Quilter’s WealthSelect managed portfolio service has held off on adding to its fixed income exposure due to concerns over potential inflation and its impact on rate cuts.
At the MPS’s latest rebalance, portfolio managers Stuart Clark, Helen Bradshaw and Bethan Dixon kept the allocation to fixed income stable, saying sticky inflation may lead to delays to the currently priced in rate cuts.
The team believed the risk of a Federal Reserve induced hard recession have been reduced and the likelihood of a hard, soft or no landing is balanced.
They said the outcome of a no landing scenario seems to be gaining traction again but carries a higher risk to market pricing.
Stuart Clark, portfolio manager at Quilter Investors, said: “Given the dovish shift in narrative from the Federal Reserve last December and the resilience of the economy and consumers, we now believe the risk of a hard recession is reduced and instead is more evenly spread between a hard, soft or no landing.
“We have recognised this in the rebalance while reflecting what is a key risk in our minds - the potential for a stubbornly sticky inflation that could prompt central banks to reconsider the widely anticipated downward path in interest rates.”
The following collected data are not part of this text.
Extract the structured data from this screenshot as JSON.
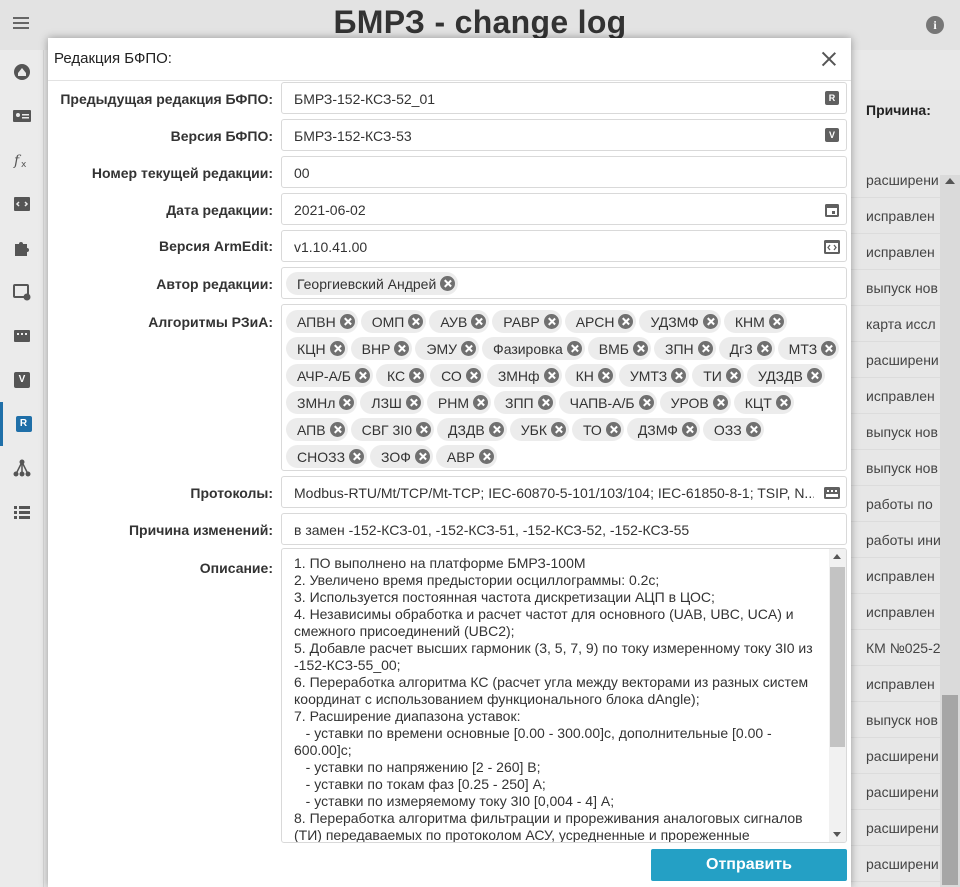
{
  "app": {
    "title": "БМРЗ - change log"
  },
  "sidebar": {
    "items": [
      {
        "name": "home",
        "letter": ""
      },
      {
        "name": "card",
        "letter": ""
      },
      {
        "name": "function",
        "letter": ""
      },
      {
        "name": "code",
        "letter": ""
      },
      {
        "name": "plugin",
        "letter": ""
      },
      {
        "name": "settings",
        "letter": ""
      },
      {
        "name": "device",
        "letter": ""
      },
      {
        "name": "version",
        "letter": "V"
      },
      {
        "name": "revision",
        "letter": "R"
      },
      {
        "name": "hierarchy",
        "letter": ""
      },
      {
        "name": "list",
        "letter": ""
      }
    ]
  },
  "background_table": {
    "header": "Причина:",
    "rows": [
      "расширени",
      "исправлен",
      "исправлен",
      "выпуск нов",
      "карта иссл",
      "расширени",
      "исправлен",
      "выпуск нов",
      "выпуск нов",
      "работы по",
      "работы ини",
      "исправлен",
      "исправлен",
      "КМ №025-2",
      "исправлен",
      "выпуск нов",
      "расширени",
      "расширени",
      "расширени",
      "расширени"
    ]
  },
  "modal": {
    "title": "Редакция БФПО:",
    "fields": {
      "prev_revision": {
        "label": "Предыдущая редакция БФПО:",
        "value": "БМРЗ-152-КСЗ-52_01",
        "icon": "R"
      },
      "version": {
        "label": "Версия БФПО:",
        "value": "БМРЗ-152-КСЗ-53",
        "icon": "V"
      },
      "revision_number": {
        "label": "Номер текущей редакции:",
        "value": "00"
      },
      "revision_date": {
        "label": "Дата редакции:",
        "value": "2021-06-02"
      },
      "armedit_version": {
        "label": "Версия ArmEdit:",
        "value": "v1.10.41.00"
      },
      "author": {
        "label": "Автор редакции:",
        "chips": [
          "Георгиевский Андрей"
        ]
      },
      "algorithms": {
        "label": "Алгоритмы РЗиА:",
        "chips": [
          "АПВН",
          "ОМП",
          "АУВ",
          "РАВР",
          "АРСН",
          "УДЗМФ",
          "КНМ",
          "КЦН",
          "ВНР",
          "ЭМУ",
          "Фазировка",
          "ВМБ",
          "ЗПН",
          "ДгЗ",
          "МТЗ",
          "АЧР-А/Б",
          "КС",
          "СО",
          "ЗМНф",
          "КН",
          "УМТЗ",
          "ТИ",
          "УДЗДВ",
          "ЗМНл",
          "ЛЗШ",
          "РНМ",
          "ЗПП",
          "ЧАПВ-А/Б",
          "УРОВ",
          "КЦТ",
          "АПВ",
          "СВГ 3I0",
          "ДЗДВ",
          "УБК",
          "ТО",
          "ДЗМФ",
          "ОЗЗ",
          "СНОЗЗ",
          "ЗОФ",
          "АВР"
        ]
      },
      "protocols": {
        "label": "Протоколы:",
        "value": "Modbus-RTU/Mt/TCP/Mt-TCP; IEC-60870-5-101/103/104; IEC-61850-8-1; TSIP, N..."
      },
      "reason": {
        "label": "Причина изменений:",
        "value": "в замен -152-КСЗ-01, -152-КСЗ-51, -152-КСЗ-52, -152-КСЗ-55"
      },
      "description": {
        "label": "Описание:",
        "text": "1. ПО выполнено на платформе БМРЗ-100М\n2. Увеличено время предыстории осциллограммы: 0.2с;\n3. Используется постоянная частота дискретизации АЦП в ЦОС;\n4. Независимы обработка и расчет частот для основного (UAB, UBC, UCA) и смежного присоединений (UBC2);\n5. Добавле расчет высших гармоник (3, 5, 7, 9) по току измеренному току 3I0 из -152-КСЗ-55_00;\n6. Переработка алгоритма КС (расчет угла между векторами из разных систем координат с использованием функционального блока dAngle);\n7. Расширение диапазона уставок:\n   - уставки по времени основные [0.00 - 300.00]с, дополнительные [0.00 - 600.00]с;\n   - уставки по напряжению [2 - 260] В;\n   - уставки по токам фаз [0.25 - 250] А;\n   - уставки по измеряемому току 3I0 [0,004 - 4] А;\n8. Переработка алгоритма фильтрации и прореживания аналоговых сигналов (ТИ) передаваемых по протоколом АСУ, усредненные и прореженные"
      }
    },
    "submit_label": "Отправить"
  }
}
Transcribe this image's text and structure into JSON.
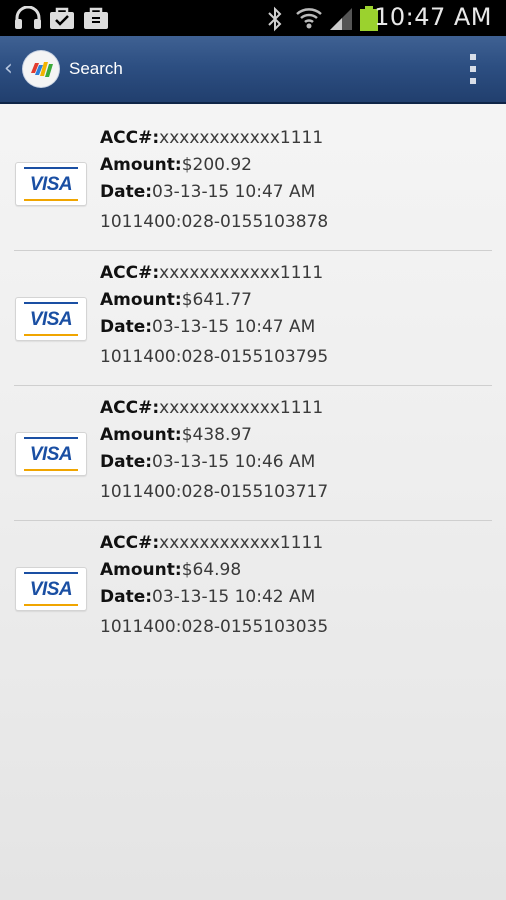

According to Quilter, its MPS took profits in recent areas of strength, namely growth managers in the US and Europe, while reducing its underweight to European equity markets overall through increased allocations to the Quilter Investors Europe (ex-UK) Equity and Quilter Investors Europe (ex-UK) Equity Income funds.
The management team also broadly maintained the allocation to alternatives and similar overall allocation changes were made to the Responsible and Sustainable ranges.
But within Responsible specifically, Schroder European Sustainable and EdenTree Responsible and Sustainable European Equity saw weighting increases.
In the Sustainable range, within the corporate credit portfolio the team continued to build the position in T Rowe Price Global Impact Credit to further diversify the manager mix by trimming Wellington Global Impact Bond and BlueBay Impact-Aligned Bond.
Clark added: “Elevated geopolitical risk in the Middle East, specifically the military action in the Red Sea, has seen shipping rates driven higher and supply chains building higher inventory levels – all while there continues to be robust economic activity, with recent economic data in the US and Europe surprising to the upside.
“With this in mind, as well as following the rally seen in December, we opted to maintain our fixed income position and looked instead towards the various regional specific opportunities on offer.
"We also made further changes to our Responsible and Sustainable ranges, with adjustments made to ensure we continue to deliver the dual mandate that clients come to expect.”